Doch iſt dem Aeſthetiker mit alledem nicht
viel geholfen; die Stagnation des Lebens iſt noch
zu allgemein und vorherrſchend und das gruͤne,
truͤbſchmutzige Waſſer iſt kaum trinkbar fuͤr einen
Muͤllereſel, geſchweige fuͤr das gefluͤgelte Roß, das
ſeinen Durſt in der klaren Fluth der Hippokrene
ſtillen will.
Alſo, es gibt keine Aeſthetik im angegebenen
Sinn, es kann keine echte Aeſthetik geben, wer
ſie ſchriebe, muͤßte vorher (neue Religion, eine
neue Moral) eine neue Kunſt, ein neues Leben
herbeiſchaffen.
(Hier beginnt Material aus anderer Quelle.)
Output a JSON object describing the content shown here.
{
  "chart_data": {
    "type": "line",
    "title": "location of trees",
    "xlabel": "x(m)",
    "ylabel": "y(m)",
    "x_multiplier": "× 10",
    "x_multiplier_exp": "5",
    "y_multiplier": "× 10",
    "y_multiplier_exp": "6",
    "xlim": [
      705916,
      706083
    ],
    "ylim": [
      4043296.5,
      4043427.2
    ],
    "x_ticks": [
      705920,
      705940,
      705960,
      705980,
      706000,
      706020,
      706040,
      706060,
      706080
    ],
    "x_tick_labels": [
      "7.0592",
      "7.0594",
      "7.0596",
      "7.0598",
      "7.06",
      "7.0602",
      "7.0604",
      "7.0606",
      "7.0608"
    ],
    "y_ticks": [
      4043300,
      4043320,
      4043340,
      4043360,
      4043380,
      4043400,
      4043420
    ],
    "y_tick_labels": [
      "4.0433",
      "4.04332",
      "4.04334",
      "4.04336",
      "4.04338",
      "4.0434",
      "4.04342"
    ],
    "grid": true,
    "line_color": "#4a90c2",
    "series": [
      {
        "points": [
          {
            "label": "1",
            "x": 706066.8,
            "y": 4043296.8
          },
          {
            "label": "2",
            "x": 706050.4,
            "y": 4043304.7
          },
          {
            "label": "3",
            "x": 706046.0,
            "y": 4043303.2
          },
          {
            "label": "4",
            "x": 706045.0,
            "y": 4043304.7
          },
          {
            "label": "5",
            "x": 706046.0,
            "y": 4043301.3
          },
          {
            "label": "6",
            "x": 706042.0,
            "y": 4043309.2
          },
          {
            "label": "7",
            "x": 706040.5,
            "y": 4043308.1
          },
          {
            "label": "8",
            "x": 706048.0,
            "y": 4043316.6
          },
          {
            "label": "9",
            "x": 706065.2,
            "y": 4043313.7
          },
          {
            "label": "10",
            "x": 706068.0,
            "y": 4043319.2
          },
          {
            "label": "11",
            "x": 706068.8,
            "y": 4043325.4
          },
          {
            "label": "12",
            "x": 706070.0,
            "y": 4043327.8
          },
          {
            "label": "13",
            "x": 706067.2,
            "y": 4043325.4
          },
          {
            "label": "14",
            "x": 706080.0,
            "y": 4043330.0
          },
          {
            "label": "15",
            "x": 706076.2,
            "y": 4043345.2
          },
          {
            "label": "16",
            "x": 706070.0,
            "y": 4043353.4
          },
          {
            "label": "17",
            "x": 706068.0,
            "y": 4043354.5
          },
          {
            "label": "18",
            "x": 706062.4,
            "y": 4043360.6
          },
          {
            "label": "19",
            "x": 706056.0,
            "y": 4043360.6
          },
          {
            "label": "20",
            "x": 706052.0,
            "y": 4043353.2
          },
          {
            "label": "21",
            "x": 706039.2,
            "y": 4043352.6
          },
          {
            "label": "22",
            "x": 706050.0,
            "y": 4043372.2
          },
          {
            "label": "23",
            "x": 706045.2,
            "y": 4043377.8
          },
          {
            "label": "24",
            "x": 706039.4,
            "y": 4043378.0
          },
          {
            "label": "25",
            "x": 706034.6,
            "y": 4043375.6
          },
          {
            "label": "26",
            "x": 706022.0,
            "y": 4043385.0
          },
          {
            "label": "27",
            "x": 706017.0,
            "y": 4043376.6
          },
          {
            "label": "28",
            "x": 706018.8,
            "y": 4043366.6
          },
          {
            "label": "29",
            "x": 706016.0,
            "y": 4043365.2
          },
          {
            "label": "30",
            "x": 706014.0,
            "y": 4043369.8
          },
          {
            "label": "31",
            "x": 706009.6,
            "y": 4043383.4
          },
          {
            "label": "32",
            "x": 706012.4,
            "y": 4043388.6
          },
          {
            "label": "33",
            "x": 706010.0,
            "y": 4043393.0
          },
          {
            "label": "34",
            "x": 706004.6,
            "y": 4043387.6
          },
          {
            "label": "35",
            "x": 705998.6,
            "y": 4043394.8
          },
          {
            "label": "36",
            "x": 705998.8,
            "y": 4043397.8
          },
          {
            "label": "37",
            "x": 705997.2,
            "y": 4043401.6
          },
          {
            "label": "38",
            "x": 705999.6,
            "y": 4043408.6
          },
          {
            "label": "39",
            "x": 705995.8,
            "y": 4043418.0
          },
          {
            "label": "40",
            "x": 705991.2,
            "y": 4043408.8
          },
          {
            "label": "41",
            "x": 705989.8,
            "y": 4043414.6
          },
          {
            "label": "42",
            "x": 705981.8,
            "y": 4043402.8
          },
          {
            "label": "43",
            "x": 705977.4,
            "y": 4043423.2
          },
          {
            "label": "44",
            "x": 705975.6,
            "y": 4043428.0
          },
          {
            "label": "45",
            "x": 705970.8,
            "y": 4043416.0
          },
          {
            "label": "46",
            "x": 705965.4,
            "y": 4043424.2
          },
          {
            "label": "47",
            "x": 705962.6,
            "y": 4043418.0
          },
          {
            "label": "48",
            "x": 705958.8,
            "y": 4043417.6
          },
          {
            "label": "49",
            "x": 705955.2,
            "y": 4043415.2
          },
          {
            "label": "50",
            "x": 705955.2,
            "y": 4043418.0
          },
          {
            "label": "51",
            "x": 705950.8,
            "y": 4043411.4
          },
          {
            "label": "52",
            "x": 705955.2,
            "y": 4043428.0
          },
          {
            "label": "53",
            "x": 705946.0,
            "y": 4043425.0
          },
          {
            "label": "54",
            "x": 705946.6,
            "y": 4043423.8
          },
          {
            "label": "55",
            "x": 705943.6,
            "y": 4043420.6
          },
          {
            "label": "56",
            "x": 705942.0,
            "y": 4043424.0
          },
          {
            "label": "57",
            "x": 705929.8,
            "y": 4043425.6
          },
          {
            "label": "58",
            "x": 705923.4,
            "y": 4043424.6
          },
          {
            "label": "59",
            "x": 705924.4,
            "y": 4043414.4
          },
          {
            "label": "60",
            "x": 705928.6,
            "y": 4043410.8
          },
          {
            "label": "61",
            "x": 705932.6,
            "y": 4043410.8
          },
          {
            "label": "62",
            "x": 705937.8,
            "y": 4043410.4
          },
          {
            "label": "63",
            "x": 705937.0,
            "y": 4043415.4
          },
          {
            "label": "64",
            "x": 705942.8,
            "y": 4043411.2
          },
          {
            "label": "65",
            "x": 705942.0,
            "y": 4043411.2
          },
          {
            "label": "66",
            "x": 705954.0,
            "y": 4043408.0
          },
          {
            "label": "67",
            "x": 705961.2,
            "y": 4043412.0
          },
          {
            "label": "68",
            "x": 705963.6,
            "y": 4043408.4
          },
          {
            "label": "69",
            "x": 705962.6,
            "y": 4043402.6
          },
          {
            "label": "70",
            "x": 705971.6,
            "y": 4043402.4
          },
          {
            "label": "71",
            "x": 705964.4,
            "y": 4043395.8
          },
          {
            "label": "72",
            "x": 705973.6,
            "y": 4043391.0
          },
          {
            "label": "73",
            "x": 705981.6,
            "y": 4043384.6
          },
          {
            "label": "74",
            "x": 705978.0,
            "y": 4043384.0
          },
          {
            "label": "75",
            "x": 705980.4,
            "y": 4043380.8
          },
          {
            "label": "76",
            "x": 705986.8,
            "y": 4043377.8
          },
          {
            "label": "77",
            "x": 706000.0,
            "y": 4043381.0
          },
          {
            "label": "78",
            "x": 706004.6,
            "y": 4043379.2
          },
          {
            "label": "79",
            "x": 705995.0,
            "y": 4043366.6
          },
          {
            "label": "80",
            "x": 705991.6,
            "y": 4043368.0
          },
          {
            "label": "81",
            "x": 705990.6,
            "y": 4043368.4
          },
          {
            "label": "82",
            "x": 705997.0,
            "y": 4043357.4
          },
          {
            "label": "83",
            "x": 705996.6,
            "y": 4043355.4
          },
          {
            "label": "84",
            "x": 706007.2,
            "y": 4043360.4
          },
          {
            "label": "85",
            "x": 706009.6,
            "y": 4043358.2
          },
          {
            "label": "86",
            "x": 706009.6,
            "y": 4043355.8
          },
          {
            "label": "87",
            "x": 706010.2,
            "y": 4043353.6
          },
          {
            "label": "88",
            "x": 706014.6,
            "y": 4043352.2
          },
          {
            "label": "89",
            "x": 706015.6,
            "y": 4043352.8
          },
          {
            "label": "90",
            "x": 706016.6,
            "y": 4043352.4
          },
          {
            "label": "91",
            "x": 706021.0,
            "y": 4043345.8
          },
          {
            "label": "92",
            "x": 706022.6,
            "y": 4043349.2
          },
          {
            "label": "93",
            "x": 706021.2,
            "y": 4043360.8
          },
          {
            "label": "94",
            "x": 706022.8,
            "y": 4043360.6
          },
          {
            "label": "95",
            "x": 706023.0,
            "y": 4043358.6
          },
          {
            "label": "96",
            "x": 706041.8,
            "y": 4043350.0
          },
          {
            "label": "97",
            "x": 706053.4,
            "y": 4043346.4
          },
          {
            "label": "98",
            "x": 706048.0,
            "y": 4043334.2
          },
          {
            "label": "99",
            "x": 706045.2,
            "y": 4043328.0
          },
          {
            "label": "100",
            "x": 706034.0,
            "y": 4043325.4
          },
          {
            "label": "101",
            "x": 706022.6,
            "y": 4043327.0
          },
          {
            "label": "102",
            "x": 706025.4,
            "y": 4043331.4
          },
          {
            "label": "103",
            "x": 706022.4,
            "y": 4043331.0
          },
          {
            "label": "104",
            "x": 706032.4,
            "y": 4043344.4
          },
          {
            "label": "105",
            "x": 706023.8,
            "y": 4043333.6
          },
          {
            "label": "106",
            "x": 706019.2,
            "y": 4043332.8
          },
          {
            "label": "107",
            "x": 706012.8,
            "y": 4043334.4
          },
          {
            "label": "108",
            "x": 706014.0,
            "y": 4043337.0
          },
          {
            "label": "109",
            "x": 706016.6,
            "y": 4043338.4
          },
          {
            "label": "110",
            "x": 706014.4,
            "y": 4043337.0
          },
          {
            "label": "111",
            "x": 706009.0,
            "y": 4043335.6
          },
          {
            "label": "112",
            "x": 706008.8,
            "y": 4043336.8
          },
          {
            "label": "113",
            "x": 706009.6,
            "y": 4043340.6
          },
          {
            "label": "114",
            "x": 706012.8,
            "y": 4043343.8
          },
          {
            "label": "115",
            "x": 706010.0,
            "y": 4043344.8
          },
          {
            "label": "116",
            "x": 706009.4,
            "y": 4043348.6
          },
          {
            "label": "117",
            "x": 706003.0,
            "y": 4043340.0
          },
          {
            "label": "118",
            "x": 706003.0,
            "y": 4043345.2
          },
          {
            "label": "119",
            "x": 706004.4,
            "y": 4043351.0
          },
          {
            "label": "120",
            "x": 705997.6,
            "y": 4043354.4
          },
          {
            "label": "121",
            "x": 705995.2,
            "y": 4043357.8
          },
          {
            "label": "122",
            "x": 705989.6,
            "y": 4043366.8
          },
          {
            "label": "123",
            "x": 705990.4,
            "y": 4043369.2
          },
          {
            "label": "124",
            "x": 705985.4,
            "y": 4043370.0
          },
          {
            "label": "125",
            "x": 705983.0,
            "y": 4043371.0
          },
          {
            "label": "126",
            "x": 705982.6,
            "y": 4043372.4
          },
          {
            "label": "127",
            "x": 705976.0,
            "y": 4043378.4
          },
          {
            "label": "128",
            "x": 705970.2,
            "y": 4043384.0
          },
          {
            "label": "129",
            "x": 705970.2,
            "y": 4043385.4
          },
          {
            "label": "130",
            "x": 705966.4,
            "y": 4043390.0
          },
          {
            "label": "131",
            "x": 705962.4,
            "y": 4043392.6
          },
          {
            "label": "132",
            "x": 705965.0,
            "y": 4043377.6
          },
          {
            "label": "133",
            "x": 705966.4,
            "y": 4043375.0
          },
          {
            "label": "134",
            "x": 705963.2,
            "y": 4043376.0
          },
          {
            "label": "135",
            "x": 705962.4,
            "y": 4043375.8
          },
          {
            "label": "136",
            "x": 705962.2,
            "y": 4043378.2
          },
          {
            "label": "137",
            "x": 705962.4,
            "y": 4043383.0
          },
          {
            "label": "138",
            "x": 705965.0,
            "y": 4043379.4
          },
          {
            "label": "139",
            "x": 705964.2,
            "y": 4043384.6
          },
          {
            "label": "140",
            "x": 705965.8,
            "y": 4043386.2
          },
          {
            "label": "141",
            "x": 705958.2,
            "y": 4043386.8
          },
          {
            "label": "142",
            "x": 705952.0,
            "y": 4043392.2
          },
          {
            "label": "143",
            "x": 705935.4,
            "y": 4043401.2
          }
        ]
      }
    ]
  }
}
Weder in Muͤnchen, noch in Ber¬
lin wird ſie ein Profeſſor leſen, alle Gemaͤlde,
Bildſaͤulen und geſchnittene Steine der Koͤnige
von Preußen und Baiern reichen nicht aus, um
einen Paragraphen der Aeſthetik zu fuͤllen, die der
neuen Geſchichte, ich meine, der Zukunft ange¬
hoͤrt. Iſt doch ſelbſt jene ſogenannte neue Kunſt-
und Malerſchule an beiden genannten Orten, nur
die Schule einer Schule, nur ein Anfang zur
Wiederholung von Kunſtideen und Kunſtformen,
die, wie Alles, ihre Zeit gehabt haben.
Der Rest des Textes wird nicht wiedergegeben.